Alternatively the above may simply be a hangover from how ShivaShakti - as also the other Hindu Gods - in Tibet were viewed by the pre-Buddhist locals there (certainly the Hindus) as the para Brahman.*
But in any case, Buddhism's Bodhisattva/Buddha - Avalokiteshwara - is specifically not Brahman. Rather, it's either an appellation/view that stuck, or it is one that was usurped - in both cases it was done for the sake of converted laity and/or because of the strength of their prior Hindu views. Either way, it is just not Buddhist.
(*And likewise, the case of the nature of the Tao itself along with the Gods of traditional Taoism who were affected similarly by the same identity takeover. Both Taoism and Shinto have a ~similar concept to Hindus' Brahman.)
Buddhism's appropriation, and attempts at it, - including takeover of indigenous religions' Gods' identities and even moortis and temples (or vandalising the same) - is documented. Certainly not just in India.

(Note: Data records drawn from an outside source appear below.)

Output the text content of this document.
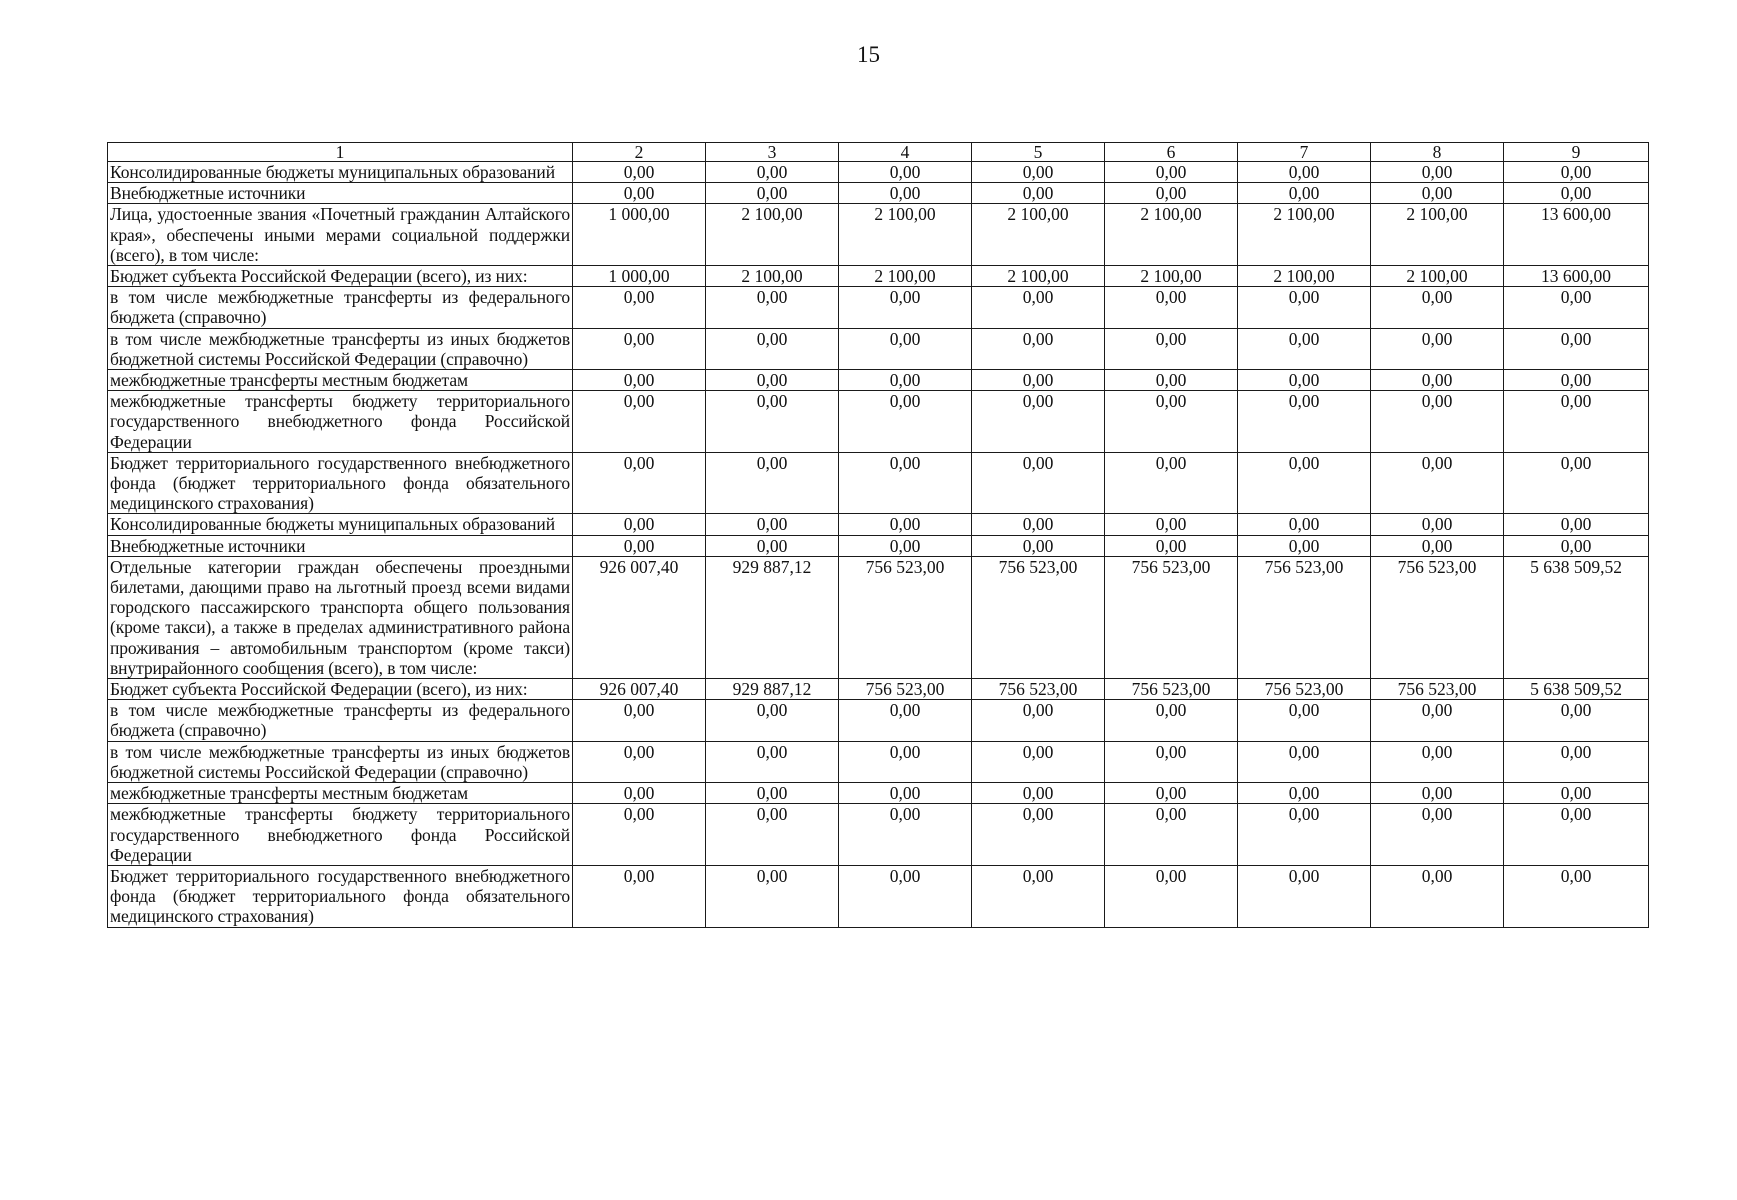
15
1	2	3	4	5	6	7	8	9
Консолидированные бюджеты муниципальных образований	0,00	0,00	0,00	0,00	0,00	0,00	0,00	0,00
Внебюджетные источники	0,00	0,00	0,00	0,00	0,00	0,00	0,00	0,00
Лица, удостоенные звания «Почетный гражданин Алтайского края», обеспечены иными мерами социальной поддержки (всего), в том числе:	1 000,00	2 100,00	2 100,00	2 100,00	2 100,00	2 100,00	2 100,00	13 600,00
Бюджет субъекта Российской Федерации (всего), из них:	1 000,00	2 100,00	2 100,00	2 100,00	2 100,00	2 100,00	2 100,00	13 600,00
в том числе межбюджетные трансферты из федерального бюджета (справочно)	0,00	0,00	0,00	0,00	0,00	0,00	0,00	0,00
в том числе межбюджетные трансферты из иных бюджетов бюджетной системы Российской Федерации (справочно)	0,00	0,00	0,00	0,00	0,00	0,00	0,00	0,00
межбюджетные трансферты местным бюджетам	0,00	0,00	0,00	0,00	0,00	0,00	0,00	0,00
межбюджетные трансферты бюджету территориального государственного внебюджетного фонда Российской Федерации	0,00	0,00	0,00	0,00	0,00	0,00	0,00	0,00
Бюджет территориального государственного внебюджетного фонда (бюджет территориального фонда обязательного медицинского страхования)	0,00	0,00	0,00	0,00	0,00	0,00	0,00	0,00
Консолидированные бюджеты муниципальных образований	0,00	0,00	0,00	0,00	0,00	0,00	0,00	0,00
Внебюджетные источники	0,00	0,00	0,00	0,00	0,00	0,00	0,00	0,00
Отдельные категории граждан обеспечены проездными билетами, дающими право на льготный проезд всеми видами городского пассажирского транспорта общего пользования (кроме такси), а также в пределах административного района проживания – автомобильным транспортом (кроме такси) внутрирайонного сообщения (всего), в том числе:	926 007,40	929 887,12	756 523,00	756 523,00	756 523,00	756 523,00	756 523,00	5 638 509,52
Бюджет субъекта Российской Федерации (всего), из них:	926 007,40	929 887,12	756 523,00	756 523,00	756 523,00	756 523,00	756 523,00	5 638 509,52
в том числе межбюджетные трансферты из федерального бюджета (справочно)	0,00	0,00	0,00	0,00	0,00	0,00	0,00	0,00
в том числе межбюджетные трансферты из иных бюджетов бюджетной системы Российской Федерации (справочно)	0,00	0,00	0,00	0,00	0,00	0,00	0,00	0,00
межбюджетные трансферты местным бюджетам	0,00	0,00	0,00	0,00	0,00	0,00	0,00	0,00
межбюджетные трансферты бюджету территориального государственного внебюджетного фонда Российской Федерации	0,00	0,00	0,00	0,00	0,00	0,00	0,00	0,00
Бюджет территориального государственного внебюджетного фонда (бюджет территориального фонда обязательного медицинского страхования)	0,00	0,00	0,00	0,00	0,00	0,00	0,00	0,00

And Ayyappa was originally - as he continues to be now - a Hindu God. Anyone who claims otherwise and who wants to be taken seriously, really should come up with actual proof. (I said proof, not speculation/theories/fables/fairy tales - unless people want their opinion to be dismissed and placed alongside the delirious neo unBuddhists of ambedkarites.org.) Hindus - including blog readership crowds - who care about their Gods=religion (more than mouthing the usual maxims to this effect) should at the very least demand as much from what they're reading before swallowing such nonsense.
Can defend Bauddha Dharma (when required) because its essences are worth defending, as a stand-alone tradition. But shouldn't lie about Hindu Dharma - or other indigenous religions of Asia - in order to make Buddhism (etc) look better. It doesn't. *Really* it doesn't. Making up fairy tales about Buddhism's history is only going to expose some uncomfortable truths come the time Hindus will at last find they will have to undo the damaging fictions of these fairy tales that they've been allowing to run wild (if not encouraging). Hindus should really nip this sort of thing in the bud.